Quand on a su, début avril, qu’il était utilisé au CHSLD Saint-Léonard-Saint-Michel, les critiques se sont multipliées. Les partisans du bébé phoque robotisé, dont le ministre de la Santé Yves Bolduc, ont été accusés de mépriser les vieux, de déshumaniser les soins et même, croyez-le ou non, de nuire à la chasse aux phoques! En assistant à tout ça, je me disais qu’il y a des fonctionnaires qui font exprès de se mettre dans de beaux draps.
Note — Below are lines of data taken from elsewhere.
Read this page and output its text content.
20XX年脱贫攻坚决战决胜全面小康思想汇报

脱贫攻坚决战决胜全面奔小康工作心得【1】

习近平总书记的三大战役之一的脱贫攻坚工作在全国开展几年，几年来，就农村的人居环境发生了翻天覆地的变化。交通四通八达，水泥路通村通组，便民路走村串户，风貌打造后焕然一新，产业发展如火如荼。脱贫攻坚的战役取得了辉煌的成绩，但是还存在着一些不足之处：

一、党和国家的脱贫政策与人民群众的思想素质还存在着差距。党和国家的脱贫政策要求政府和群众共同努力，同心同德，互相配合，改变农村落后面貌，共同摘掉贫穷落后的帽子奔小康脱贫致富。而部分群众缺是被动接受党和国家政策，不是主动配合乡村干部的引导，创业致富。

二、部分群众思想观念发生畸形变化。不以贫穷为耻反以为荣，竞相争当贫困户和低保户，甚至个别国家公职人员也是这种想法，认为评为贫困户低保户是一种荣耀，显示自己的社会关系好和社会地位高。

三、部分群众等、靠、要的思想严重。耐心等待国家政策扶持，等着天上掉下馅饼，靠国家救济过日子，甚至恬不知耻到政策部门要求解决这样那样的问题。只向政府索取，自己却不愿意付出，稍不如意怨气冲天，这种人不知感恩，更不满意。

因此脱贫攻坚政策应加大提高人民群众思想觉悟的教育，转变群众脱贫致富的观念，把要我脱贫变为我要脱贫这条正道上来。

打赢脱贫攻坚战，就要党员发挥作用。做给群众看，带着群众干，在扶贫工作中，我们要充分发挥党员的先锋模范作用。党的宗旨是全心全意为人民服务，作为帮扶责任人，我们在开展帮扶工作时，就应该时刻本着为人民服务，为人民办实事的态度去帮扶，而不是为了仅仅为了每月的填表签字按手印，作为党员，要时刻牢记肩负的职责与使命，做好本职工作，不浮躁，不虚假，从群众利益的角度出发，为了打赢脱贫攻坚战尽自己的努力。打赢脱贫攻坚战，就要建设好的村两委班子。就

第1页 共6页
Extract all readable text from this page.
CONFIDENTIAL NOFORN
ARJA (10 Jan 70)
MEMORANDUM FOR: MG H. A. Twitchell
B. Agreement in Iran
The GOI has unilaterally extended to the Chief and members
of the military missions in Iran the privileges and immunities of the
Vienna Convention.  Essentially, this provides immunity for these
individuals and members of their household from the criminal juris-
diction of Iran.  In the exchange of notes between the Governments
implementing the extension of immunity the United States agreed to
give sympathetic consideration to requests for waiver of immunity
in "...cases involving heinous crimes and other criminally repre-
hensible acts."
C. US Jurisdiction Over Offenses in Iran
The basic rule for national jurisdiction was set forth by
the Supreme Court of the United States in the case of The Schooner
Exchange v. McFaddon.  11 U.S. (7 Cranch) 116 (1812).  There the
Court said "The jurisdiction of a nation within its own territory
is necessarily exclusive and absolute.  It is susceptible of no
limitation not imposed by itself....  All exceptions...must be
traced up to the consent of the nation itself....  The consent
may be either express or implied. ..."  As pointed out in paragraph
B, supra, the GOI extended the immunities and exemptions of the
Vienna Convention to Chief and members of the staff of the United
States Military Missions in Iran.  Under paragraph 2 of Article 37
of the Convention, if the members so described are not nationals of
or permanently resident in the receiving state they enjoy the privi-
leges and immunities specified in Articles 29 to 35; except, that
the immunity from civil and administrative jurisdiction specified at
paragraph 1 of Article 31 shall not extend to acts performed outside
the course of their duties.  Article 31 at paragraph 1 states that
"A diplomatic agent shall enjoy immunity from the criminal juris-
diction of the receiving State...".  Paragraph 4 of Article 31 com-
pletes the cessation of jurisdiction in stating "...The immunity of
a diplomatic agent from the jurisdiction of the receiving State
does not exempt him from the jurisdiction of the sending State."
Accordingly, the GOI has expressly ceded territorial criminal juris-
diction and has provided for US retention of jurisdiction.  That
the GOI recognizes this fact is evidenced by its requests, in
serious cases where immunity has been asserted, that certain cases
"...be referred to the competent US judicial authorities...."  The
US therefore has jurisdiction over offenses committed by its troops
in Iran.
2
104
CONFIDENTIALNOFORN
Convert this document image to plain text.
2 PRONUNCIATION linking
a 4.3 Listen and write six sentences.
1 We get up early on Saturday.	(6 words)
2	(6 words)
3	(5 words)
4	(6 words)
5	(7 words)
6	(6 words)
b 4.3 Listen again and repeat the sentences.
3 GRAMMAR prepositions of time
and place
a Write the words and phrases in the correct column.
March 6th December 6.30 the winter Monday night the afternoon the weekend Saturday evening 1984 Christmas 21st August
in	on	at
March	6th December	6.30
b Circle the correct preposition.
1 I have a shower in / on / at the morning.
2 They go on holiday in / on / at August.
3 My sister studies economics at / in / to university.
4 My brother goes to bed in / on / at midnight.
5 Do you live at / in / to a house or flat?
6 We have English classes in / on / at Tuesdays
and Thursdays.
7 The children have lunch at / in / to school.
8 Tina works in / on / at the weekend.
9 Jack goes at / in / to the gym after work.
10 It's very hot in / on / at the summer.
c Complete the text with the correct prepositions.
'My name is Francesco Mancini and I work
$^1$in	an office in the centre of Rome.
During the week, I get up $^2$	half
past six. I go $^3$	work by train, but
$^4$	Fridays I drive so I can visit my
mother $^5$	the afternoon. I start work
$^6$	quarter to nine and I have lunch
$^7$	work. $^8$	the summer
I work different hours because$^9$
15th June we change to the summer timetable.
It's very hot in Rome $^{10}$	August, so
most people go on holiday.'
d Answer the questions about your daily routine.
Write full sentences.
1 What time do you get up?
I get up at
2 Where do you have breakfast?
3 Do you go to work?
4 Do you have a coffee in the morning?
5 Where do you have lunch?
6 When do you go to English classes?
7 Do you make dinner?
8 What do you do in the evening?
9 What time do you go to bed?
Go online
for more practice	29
Le 8 avril, toute ma famille était chez moi pour le repas pascal. Comme d’habitude, nous discutions ferme de choses et d’autres, surtout de religion et de politique, nos deux sujets préférés, même si on dit qu’ils sont à éviter en famille et entre amis. Les qualités et les défauts de Monseigneur Christian Lépine ont été analysés, de même que ceux de Thomas Mulcair. Soudain, mon jeune frère a poussé une blague sur les fameux blanchons, en promettant à mon père, en boutade, de lui en acheter un s’il s’ennuyait. Ce dernier, qui préfère les chiens vivants, a décliné l’offre. Nous nous amusions bien.
À la surprise générale, ma sœur, infirmière auprès des personnes âgées, s’est mise à défendre le bébé phoque robotisé. Après nous avoir rappelé que nous ne connaissions rien aux soins particuliers destinés à ce groupe d’âge, elle nous a expliqué que des méthodes thérapeutiques qui peuvent sembler ridicules – comme les clowns ou les blanchons toutous — sont parfois efficaces dans certains cas. Je n’en revenais tellement pas d’entendre ce surprenant point de vue que j’en ai ri aux éclats pendant 15 minutes. L’intervention de ma sœur, malgré tout, me titillait. Et si elle avait raison, me disais-je. J’ai donc décidé, dans les jours suivants, d’explorer un peu l’affaire.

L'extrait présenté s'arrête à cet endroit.